There is a small town very near to where I grew up where everybody speaks Portuguese. The mayor and his councilmen speak Portuguese in their chambers. There are Festas and bullfights, of which I have attended many, and even played Baritone in an Azorian-tradition marching band. The local grocery stores have food with labels in Portuguese (occasionally Spanish as a second language). The most popular sports team in the entire city is Benfica, and the most popular TV channel is RTP.
This town is called Gustine, and it is located in California.
If you are going to throw a fit about generalizations of Europe, at least have the courtesy to do the same with your generalizations of the US. After having lived in multiple corners of this country, I can honestly tell you that our majority language and our TV stations are the lowest common denominators of our culture...not defining aspects of it.
I live in Romania, and just 40 miles away from me there's an entire different country, Bulgaria, with its rivers , whole mountain ranges, TV channels, folk tales and a different alphabet than ours. We have been each other neighbors for around 1,000 years, give or take, and yet I can only understand at most 5 words of the Bulgarian language and when it comes to "shared culture" I can only relate to some Bulgarian animation that I used to watch as a 5-year old a long time ago.
Now, on the entrepreneurial side of the story, I work for a Romanian startup who seriously considered expanding in the regional market (Hungary, Poland, Bulgaria). Now, Polish and Bulgarian are both Slavic languages but use different alphabets, so we would have had to hire different local people in both countries (with all the different laws, accounting and the likes), while with Hungarian (a Finno-Ugric language) we could have hired someone from my city, Bucharest, thx to the local Hungarian minority. We finally stopped the non-sense and decided to focus on a single huge market, the United States.
I addressed all that in my post. I never claimed that Americans were one homogenous group (and by the way, I've lived in California, too). I claimed that US, despite being a melting pot, is an actual nation (which is not the case with the EU) and that there are a least some common denominators - one of them being the language which is spoken natively by more than 80% of the population.
If you want Americans to stop making ridiculous generalizations about Europe, the way to do it is by similarly pledging to avoid the sort of ridiculous generalizations about America made by some Europeans - not by arguing about relative levels of heterogeneity.
Personally, I suspect certain differences between American regional subcultures - for instance, attitudes about the proper role of government in society - are broader than those you'll find between European countries.
Not at all - as long as you're at least generally right.

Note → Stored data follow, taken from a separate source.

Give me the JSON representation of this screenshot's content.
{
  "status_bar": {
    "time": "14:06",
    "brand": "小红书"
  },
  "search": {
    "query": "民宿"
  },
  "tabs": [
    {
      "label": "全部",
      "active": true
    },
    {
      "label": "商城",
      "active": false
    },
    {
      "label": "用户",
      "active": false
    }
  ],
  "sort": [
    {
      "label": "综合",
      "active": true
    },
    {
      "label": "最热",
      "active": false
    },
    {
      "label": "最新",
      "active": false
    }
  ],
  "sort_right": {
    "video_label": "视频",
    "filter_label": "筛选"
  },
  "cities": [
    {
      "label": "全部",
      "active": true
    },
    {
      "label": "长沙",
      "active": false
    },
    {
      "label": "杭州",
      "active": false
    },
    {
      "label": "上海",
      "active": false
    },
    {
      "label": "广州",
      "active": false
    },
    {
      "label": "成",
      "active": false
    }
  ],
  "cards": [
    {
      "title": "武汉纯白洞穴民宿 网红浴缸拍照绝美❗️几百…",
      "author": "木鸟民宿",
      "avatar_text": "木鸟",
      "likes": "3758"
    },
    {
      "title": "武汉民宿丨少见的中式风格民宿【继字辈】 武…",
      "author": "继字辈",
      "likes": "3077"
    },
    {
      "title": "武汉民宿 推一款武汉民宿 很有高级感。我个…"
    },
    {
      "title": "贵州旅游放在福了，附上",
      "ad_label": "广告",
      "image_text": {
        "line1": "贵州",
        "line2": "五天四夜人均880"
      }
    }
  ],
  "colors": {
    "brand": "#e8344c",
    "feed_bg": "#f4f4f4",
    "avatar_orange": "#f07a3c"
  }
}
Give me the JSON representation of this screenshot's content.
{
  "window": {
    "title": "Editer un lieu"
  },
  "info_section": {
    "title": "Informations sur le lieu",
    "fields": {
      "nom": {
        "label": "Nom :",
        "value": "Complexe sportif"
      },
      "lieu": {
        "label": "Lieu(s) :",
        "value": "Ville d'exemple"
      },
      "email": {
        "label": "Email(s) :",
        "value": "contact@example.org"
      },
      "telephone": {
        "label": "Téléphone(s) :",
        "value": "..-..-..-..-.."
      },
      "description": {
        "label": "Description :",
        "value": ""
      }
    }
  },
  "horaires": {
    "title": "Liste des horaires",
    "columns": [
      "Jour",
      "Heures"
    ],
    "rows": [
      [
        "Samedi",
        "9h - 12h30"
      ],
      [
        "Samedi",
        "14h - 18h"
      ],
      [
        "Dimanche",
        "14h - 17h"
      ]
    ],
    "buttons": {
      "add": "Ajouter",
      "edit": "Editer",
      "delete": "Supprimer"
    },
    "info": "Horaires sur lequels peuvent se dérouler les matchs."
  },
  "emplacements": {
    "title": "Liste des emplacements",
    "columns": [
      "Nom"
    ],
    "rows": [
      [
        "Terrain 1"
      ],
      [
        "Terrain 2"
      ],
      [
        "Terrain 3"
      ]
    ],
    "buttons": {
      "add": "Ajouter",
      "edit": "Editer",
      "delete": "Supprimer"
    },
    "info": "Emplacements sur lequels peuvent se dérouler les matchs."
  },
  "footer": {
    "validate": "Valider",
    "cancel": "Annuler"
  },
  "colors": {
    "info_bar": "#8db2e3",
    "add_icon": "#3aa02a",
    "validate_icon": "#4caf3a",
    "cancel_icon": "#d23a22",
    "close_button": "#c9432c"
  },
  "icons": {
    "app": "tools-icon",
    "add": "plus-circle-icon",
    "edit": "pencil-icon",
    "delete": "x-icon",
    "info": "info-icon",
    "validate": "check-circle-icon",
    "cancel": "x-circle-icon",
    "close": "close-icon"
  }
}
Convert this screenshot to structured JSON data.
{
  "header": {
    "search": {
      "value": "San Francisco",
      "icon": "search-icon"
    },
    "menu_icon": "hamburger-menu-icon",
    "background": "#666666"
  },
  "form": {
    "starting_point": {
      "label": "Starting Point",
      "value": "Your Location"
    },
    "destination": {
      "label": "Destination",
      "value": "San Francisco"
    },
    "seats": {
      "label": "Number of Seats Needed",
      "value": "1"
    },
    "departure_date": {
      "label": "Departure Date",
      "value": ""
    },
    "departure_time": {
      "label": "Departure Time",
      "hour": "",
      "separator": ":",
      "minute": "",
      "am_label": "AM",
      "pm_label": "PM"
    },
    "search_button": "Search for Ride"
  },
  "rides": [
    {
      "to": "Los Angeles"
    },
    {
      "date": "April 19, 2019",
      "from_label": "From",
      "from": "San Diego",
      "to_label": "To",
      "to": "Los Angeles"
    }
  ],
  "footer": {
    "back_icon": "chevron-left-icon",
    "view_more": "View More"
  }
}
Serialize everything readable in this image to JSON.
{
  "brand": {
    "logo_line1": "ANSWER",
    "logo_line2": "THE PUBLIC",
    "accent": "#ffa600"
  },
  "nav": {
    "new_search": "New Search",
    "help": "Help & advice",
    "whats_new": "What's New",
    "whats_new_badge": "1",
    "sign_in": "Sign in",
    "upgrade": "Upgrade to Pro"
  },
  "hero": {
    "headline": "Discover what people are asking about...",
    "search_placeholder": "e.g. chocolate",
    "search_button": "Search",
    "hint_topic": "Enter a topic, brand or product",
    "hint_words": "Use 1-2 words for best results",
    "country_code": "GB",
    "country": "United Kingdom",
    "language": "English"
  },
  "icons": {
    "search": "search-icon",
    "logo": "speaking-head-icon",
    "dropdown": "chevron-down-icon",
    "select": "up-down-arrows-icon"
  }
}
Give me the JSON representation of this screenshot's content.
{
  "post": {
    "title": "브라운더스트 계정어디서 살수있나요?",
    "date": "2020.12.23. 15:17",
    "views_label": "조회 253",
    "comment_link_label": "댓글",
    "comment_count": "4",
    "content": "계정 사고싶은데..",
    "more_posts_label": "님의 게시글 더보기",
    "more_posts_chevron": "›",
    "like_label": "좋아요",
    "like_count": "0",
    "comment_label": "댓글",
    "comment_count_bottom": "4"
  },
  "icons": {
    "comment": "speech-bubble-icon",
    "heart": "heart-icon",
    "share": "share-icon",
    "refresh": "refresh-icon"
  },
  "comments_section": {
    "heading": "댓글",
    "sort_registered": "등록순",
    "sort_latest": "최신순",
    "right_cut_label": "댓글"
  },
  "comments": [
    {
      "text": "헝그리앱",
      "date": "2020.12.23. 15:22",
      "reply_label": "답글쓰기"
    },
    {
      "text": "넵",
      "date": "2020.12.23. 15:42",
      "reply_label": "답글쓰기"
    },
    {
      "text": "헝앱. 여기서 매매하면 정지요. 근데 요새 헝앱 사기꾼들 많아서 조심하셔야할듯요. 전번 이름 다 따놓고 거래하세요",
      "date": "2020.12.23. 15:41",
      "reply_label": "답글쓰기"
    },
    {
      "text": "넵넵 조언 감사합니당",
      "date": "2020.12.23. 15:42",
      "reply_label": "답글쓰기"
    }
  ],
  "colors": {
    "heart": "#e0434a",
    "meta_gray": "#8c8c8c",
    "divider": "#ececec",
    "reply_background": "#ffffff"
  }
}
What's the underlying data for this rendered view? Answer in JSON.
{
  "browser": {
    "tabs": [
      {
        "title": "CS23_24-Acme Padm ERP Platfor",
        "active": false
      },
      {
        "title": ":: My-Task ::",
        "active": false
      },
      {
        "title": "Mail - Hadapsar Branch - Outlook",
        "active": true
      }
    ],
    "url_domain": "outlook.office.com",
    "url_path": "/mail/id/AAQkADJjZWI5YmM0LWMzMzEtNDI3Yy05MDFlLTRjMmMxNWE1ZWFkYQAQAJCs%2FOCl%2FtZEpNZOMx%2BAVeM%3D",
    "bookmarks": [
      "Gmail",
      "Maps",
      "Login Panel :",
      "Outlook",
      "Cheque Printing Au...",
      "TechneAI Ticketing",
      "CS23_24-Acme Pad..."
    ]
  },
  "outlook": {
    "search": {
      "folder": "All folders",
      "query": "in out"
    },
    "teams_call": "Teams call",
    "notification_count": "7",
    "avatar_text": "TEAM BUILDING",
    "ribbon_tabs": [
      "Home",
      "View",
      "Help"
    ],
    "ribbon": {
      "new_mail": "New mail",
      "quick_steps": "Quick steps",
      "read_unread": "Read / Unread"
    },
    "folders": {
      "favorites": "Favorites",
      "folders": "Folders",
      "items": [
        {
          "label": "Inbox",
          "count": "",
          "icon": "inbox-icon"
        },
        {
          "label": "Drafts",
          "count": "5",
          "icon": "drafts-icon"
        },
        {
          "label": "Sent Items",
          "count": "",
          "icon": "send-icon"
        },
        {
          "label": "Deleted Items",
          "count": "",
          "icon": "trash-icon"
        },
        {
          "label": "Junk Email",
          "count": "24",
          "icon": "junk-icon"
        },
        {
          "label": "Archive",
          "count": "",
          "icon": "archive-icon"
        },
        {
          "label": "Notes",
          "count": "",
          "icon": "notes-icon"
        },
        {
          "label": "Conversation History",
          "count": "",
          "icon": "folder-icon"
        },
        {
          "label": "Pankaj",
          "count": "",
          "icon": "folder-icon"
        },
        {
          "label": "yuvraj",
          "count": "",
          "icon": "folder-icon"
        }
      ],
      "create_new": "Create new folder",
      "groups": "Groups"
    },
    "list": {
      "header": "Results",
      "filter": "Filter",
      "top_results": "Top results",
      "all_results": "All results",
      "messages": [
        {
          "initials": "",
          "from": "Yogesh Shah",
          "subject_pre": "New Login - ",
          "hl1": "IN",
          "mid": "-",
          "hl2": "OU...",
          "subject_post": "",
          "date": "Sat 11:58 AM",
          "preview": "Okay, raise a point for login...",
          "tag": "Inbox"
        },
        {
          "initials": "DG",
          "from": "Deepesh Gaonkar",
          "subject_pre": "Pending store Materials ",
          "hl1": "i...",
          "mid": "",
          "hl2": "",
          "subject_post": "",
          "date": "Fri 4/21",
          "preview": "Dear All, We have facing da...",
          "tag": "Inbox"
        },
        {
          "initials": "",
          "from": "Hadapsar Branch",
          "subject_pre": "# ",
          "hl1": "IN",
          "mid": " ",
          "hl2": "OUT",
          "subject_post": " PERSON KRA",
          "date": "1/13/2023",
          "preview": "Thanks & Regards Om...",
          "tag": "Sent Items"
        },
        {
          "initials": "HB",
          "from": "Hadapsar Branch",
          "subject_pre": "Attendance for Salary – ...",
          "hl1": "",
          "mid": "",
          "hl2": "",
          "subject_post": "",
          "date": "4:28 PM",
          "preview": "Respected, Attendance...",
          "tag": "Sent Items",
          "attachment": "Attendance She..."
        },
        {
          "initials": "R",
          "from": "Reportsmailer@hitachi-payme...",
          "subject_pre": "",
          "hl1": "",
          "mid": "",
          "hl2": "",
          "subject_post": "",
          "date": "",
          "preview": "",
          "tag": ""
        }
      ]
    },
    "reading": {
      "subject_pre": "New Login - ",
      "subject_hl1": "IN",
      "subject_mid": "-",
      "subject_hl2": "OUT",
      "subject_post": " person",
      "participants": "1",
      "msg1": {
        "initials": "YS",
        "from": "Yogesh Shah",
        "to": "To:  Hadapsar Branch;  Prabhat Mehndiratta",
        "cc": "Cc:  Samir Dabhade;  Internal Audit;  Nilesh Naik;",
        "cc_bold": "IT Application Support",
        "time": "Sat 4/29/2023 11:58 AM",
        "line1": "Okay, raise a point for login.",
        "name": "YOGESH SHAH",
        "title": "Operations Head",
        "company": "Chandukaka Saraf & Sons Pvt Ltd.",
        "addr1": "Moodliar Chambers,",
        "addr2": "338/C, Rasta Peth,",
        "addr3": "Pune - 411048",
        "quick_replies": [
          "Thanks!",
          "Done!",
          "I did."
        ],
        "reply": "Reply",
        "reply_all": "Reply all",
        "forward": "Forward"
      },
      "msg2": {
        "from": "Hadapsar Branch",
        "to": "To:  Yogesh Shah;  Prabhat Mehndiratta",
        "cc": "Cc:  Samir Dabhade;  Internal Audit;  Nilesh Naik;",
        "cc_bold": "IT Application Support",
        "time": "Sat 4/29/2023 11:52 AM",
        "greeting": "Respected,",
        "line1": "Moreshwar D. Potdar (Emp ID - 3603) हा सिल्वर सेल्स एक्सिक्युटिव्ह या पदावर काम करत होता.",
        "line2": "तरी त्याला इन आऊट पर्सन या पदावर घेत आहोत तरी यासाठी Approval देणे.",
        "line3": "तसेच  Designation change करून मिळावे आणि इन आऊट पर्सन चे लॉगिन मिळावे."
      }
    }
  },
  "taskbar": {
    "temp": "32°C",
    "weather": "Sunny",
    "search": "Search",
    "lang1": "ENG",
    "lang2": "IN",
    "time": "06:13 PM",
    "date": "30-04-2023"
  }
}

If you're grossly misrepresenting things that apply to one country as "common denominator of Europe" it's offensive. It's offensive to pretend all germans wear lederhosen or probably a couple of americans were annoyed if I'd say that all americans wear cowboy boots and hats, have a winchester on their back and a colt on their belt and speak the worst texan dialect ever.
The problem comes when people think that there is as much variation amoung US states as between EU countries. There are much more common denominators amoung parts of the USA than EU.
This town is called Gustine, and it is located in California.
If you are going to throw a fit about generalizations of Europe, at least have the courtesy to do the same with your generalizations of the US. After having lived in multiple corners of this country, I can honestly tell you that our majority language and our TV stations are the lowest common denominators of our culture...not defining aspects of it.